Вот и говори о предзнаменованиях!
И с того момента Кайнсу оставалось лишь приказывать: «Идите туда». И шли целыми племенами. Умирали. Мужчины, женщины, дети. Умирали, но шли.
Кайнс возвратился к своей имперской работе, занялся биологическими испытательными станциями. И в персонале станций стали появляться фримены. Фримен видел там фримена. Они начали проникать в «систему». Подобная мысль даже не приходила им прежде в голову. Инструменты со станций начинали перекочевывать в лабиринты подземных ситчей, в особенности лучевые резаки, которыми было удобно вырезать подземные котловины, – хранилища для воды и потайные ветровые ловушки.

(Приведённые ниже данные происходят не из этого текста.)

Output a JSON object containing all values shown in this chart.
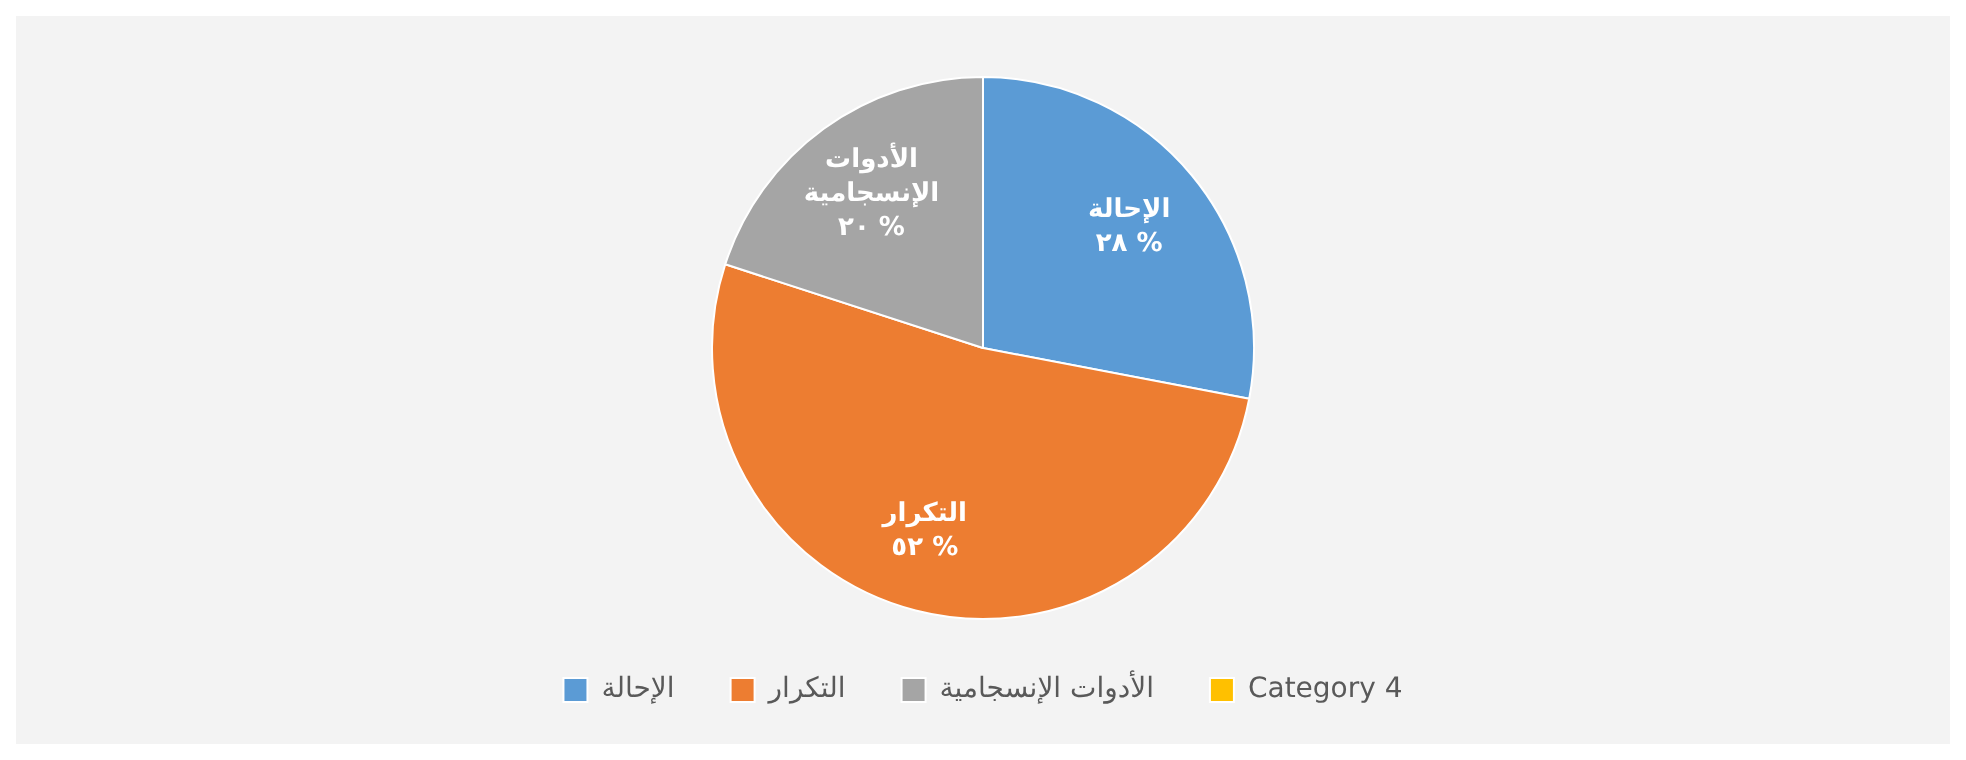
{
  "chart_data": {
    "type": "pie",
    "categories": [
      "الإحالة",
      "التكرار",
      "الأدوات الإنسجامية",
      "Category 4"
    ],
    "values": [
      28,
      52,
      20,
      0
    ],
    "colors": [
      "#5b9bd5",
      "#ed7d31",
      "#a5a5a5",
      "#ffc000"
    ],
    "value_labels": [
      "٢٨ %",
      "٥٢ %",
      "٢٠ %",
      null
    ],
    "legend": "bottom"
  }
}
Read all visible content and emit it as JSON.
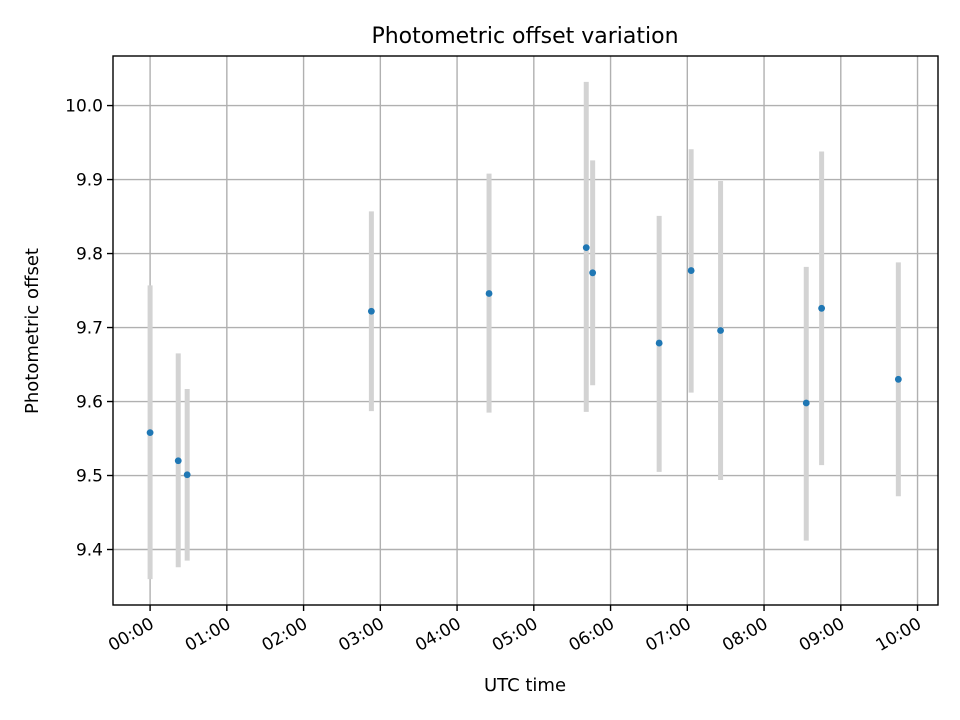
{
  "chart_data": {
    "type": "scatter",
    "title": "Photometric offset variation",
    "xlabel": "UTC time",
    "ylabel": "Photometric offset",
    "x_ticks": [
      "00:00",
      "01:00",
      "02:00",
      "03:00",
      "04:00",
      "05:00",
      "06:00",
      "07:00",
      "08:00",
      "09:00",
      "10:00"
    ],
    "y_ticks": [
      "9.4",
      "9.5",
      "9.6",
      "9.7",
      "9.8",
      "9.9",
      "10.0"
    ],
    "xlim": [
      "23:31",
      "10:16"
    ],
    "ylim": [
      9.325,
      10.067
    ],
    "grid": true,
    "marker_color": "#1f77b4",
    "errorbar_color": "#d3d3d3",
    "points": [
      {
        "x": "00:00",
        "y": 9.558,
        "lo": 9.36,
        "hi": 9.757
      },
      {
        "x": "00:22",
        "y": 9.52,
        "lo": 9.376,
        "hi": 9.665
      },
      {
        "x": "00:29",
        "y": 9.501,
        "lo": 9.385,
        "hi": 9.617
      },
      {
        "x": "02:53",
        "y": 9.722,
        "lo": 9.587,
        "hi": 9.857
      },
      {
        "x": "04:25",
        "y": 9.746,
        "lo": 9.585,
        "hi": 9.908
      },
      {
        "x": "05:41",
        "y": 9.808,
        "lo": 9.586,
        "hi": 10.032
      },
      {
        "x": "05:46",
        "y": 9.774,
        "lo": 9.622,
        "hi": 9.926
      },
      {
        "x": "06:38",
        "y": 9.679,
        "lo": 9.505,
        "hi": 9.851
      },
      {
        "x": "07:03",
        "y": 9.777,
        "lo": 9.612,
        "hi": 9.941
      },
      {
        "x": "07:26",
        "y": 9.696,
        "lo": 9.494,
        "hi": 9.898
      },
      {
        "x": "08:33",
        "y": 9.598,
        "lo": 9.412,
        "hi": 9.782
      },
      {
        "x": "08:45",
        "y": 9.726,
        "lo": 9.514,
        "hi": 9.938
      },
      {
        "x": "09:45",
        "y": 9.63,
        "lo": 9.472,
        "hi": 9.788
      }
    ]
  }
}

В подземных котловинах начала скапливаться вода.
И фрименам стало ясно, что если Кайнс и сумасшедший, то не совсем, но в той мере, что делает из человека святого. Он стал для них одним из
Кайнс, прямолинейный, примитивно целеустремленный Кайнс, понимал, что организованные исследования не помогут обнаружить ничего нового. И он создал небольшие группы экспериментаторов, быстро обменивающиеся информацией, для реализации эффекта Тансли. Он разрешил каждой группе следовать собственным путем. Они обрабатывали миллионы крошечных фактиков. Сам он лишь изредка организовывал грубые масштабные эксперименты, чтобы выявить перспективные направления и возникающие сложности.
По всей пустыне проводилось глубокое бурение. Составлялись карты долгосрочных тенденций в погоде, имя которым – климат. Он обнаружил, что в охватывающей весь Арракис полосе между семидесятыми параллелями с юга и севера температуры тысячелетиями не выходили за пределы 254–332 градусов по абсолютной шкале[2], что флора в этом поясе имеет длительные периоды роста, когда температура изменяется от 283 до 302 градусов[3]. Благоприятный диапазон для земных форм, если только удастся решить проблему полива.
«Решит ли он ее? – спрашивали друг у друга фримены. – Когда же станет раем Арракис?»
И словно учитель, объясняющий ребенку, сколько будет, если к двум прибавить два, Кайнс отвечал им: «Через триста или пятьсот лет».